Brexit is set to cost the City of London a slice of its lucrative financial services sector and now Milan has joined the race to become the EU’s new finance capital. EURACTIV’s partner Milano Finanza reports.
The United Kingdom’s decision to leave the EU will inevitably cause some of its financial assets to set sail for shores new, purely for regulatory reasons.
This includes its prized euro clearing business, worth some $570 billion a year, which was discussed at the launch of the Global Financial Centres Index (GFCI) in the northern Italian city yesterday (27 March).
Chairman of the Select Milano committee Bepi Pezzulli warned that Italian’s tendency towards self-denigration would have to be put to one side if aspirations of turning Milan into the financial centre of the eurozone are to be realised.
“In terms of infrastructure, Milan is a world leader and can offer a solution to the Brexit issue because it is already a junior partner of London. We are not planning on stealing London’s business but we want to offer the city new opportunities,” he explained.
“Milan has all the characteristics needed to attract the financial institutions that will leave London after Brexit,” insisted Luigi Casero, Italy’s deputy minister of economic affairs, warning that it is “a complex game because there are many other European cities after the same role”.
Casero added that “Milan can compete and it is the only Italian city that can do so. National and local government have to work together as much as possible to attract the opportunities. In just a few months, we have to come up with plan to increase Milan’s attractiveness, with rules to encourage investment. That’s why we need a marketing campaign to highlight Milan’s image abroad.”
It’s something that hasn’t worked so far, as Milan only ranked 56th in the index of the world’s financial centres.

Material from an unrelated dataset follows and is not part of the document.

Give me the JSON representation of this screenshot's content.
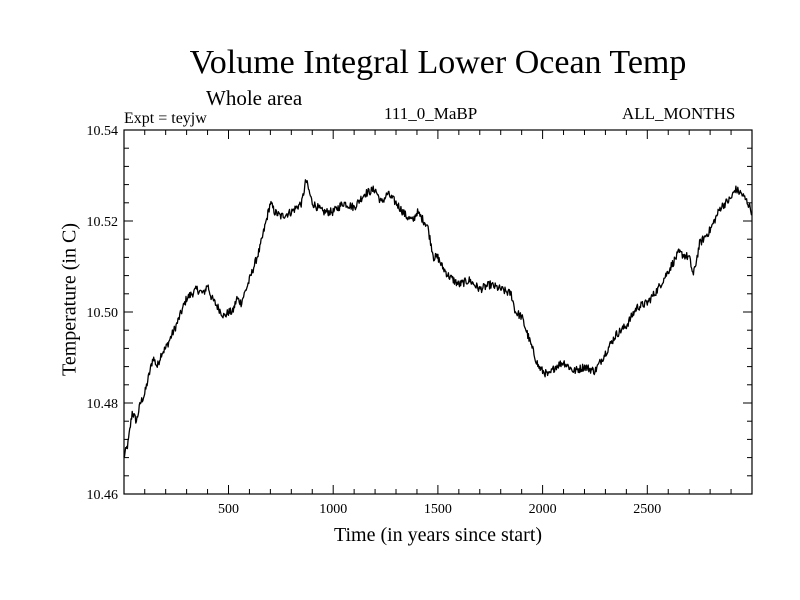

The GFCI’s co-creator and main author, Mark Yeandle, admitted that “the data does not reflect what is happening in Milan. This is because people do not know about the changes being made in the city. There’s a need for efficient communication”.
EY’s Donato Iacovone agreed, saying “the role Italy occupies in terms of exports, for example, is not perceived correctly because it is not communicated well”.

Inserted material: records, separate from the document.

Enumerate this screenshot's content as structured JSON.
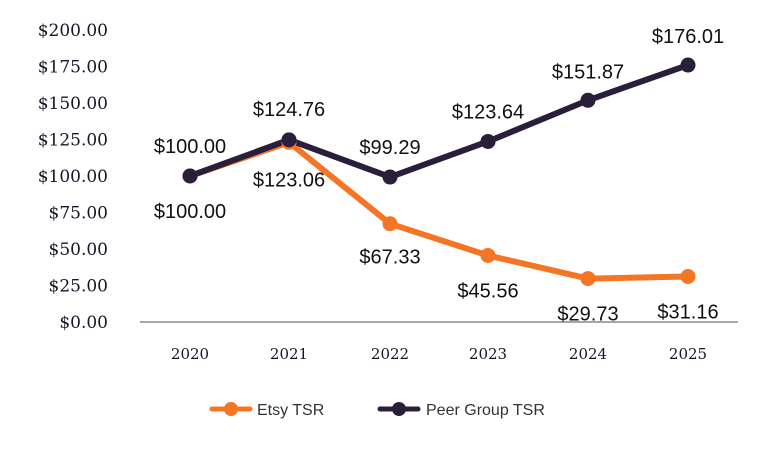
{
  "chart_data": {
    "type": "line",
    "title": "",
    "xlabel": "",
    "ylabel": "",
    "x": [
      "2020",
      "2021",
      "2022",
      "2023",
      "2024",
      "2025"
    ],
    "ylim": [
      0,
      200
    ],
    "yticks": [
      0,
      25,
      50,
      75,
      100,
      125,
      150,
      175,
      200
    ],
    "ytick_labels": [
      "$0.00",
      "$25.00",
      "$50.00",
      "$75.00",
      "$100.00",
      "$125.00",
      "$150.00",
      "$175.00",
      "$200.00"
    ],
    "grid": false,
    "legend_position": "bottom",
    "series": [
      {
        "name": "Etsy TSR",
        "color": "#f47625",
        "values": [
          100.0,
          123.06,
          67.33,
          45.56,
          29.73,
          31.16
        ],
        "labels": [
          "$100.00",
          "$123.06",
          "$67.33",
          "$45.56",
          "$29.73",
          "$31.16"
        ]
      },
      {
        "name": "Peer Group TSR",
        "color": "#2a1e3a",
        "values": [
          100.0,
          124.76,
          99.29,
          123.64,
          151.87,
          176.01
        ],
        "labels": [
          "$100.00",
          "$124.76",
          "$99.29",
          "$123.64",
          "$151.87",
          "$176.01"
        ]
      }
    ]
  }
}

He added that “Milan, in particular, has the infrastructure and airports that work. We don’t lack anything that would make us competitive but we must communicate what it is we are doing in the correct way. We need an international environment and good marketing; we need to attract foreign companies one by one. But it is not happening because we do not convey one image of a unified country. The image seen abroad is one of a fragmented country.”
“Milan is already an advanced international financial centre,” said Guido Rosa, a member of the executive board of the Association of Foreign Banks in Italy (AIBE).
“I represent the financial community in Milan and I live this reality every day. I have seen this city grow. Milan hosts more than 40 international banks that do their business here, have branches here, and these banks operate in three main areas.
“They have a retail share of some 16% and have secured their presence here in Milan. It has been a constant here over the last few years, despite a certain level of political and economic instability. Banks have been doing business here for some time and are satisfied and making a profit. That means that international banks will find a positive environment in which to work here in Milan. The city is already an international market and it already has an international mindset.”
“One element that Milan has to target if it is to win this post-Brexit battle is infrastructure,” insisted President of the SEA Group Pietro Modiano.
“In terms of Milan’s airports, I can say that the rough patch is over. 100 airlines call at Malpensa and Linate, 90 of those are from outside of the EU, with many intercontinental routes. We did lose a bit of time on some occasions. But things are stepping up now. There is an enormous push now. It’s enough to consider that Malpensa has shown growth of 19% on average. It still plays in the second division but it is growing and will reach the premiership.”
An EY survey into the factors examined by the GFCI report showed that Milan’s main selling points include the fact that Italy, the eighth largest economy in the world and third in Europe, has a good level of private wealth, particularly in property investment.
According to the World Bank Group’s Doing Business in Italy report, the country is also first globally in terms of facilitating foreign trade across borders, in terms of time taken and costs needed to export. It is surprising given the obvious shortcomings Italy still has in infrastructure and bureaucracy.
EY’s investigation showed that under the current regulatory framework foreign companies interested in doing business in Italy benefit from renewed efficiency and fluidity of the economic and legal system. This is down in part to increased efforts against corruption and money laundering.
As for taxation, different measures have been implemented in order to boost investment in Italy. Corporate tax has been reduced from 27.5% to 24% and other incentives have been launched in order to attract foreign companies, including a flat tax on income and capital gains on investments earned abroad.
In terms of human capital, a jobs act has been introduced that simplifies the hiring and firing of staff. Other relevant laws that are aimed at combatting the country’s brain drain include a five year tax exemption for people choosing to come back to Italy. That is on top of a 90% tax reduction for researchers that live abroad.
As for infrastructure, the London Stock Exchange and Borsa di Milano are part of the same group, meaning moving euro clearing to Milan would be an efficient choice. Ample commercial and residential space, four metro lines, the space afforded by the Expo facility, eight universities and three international airports all make a strong case for a post-Brexit shift to Lombardy.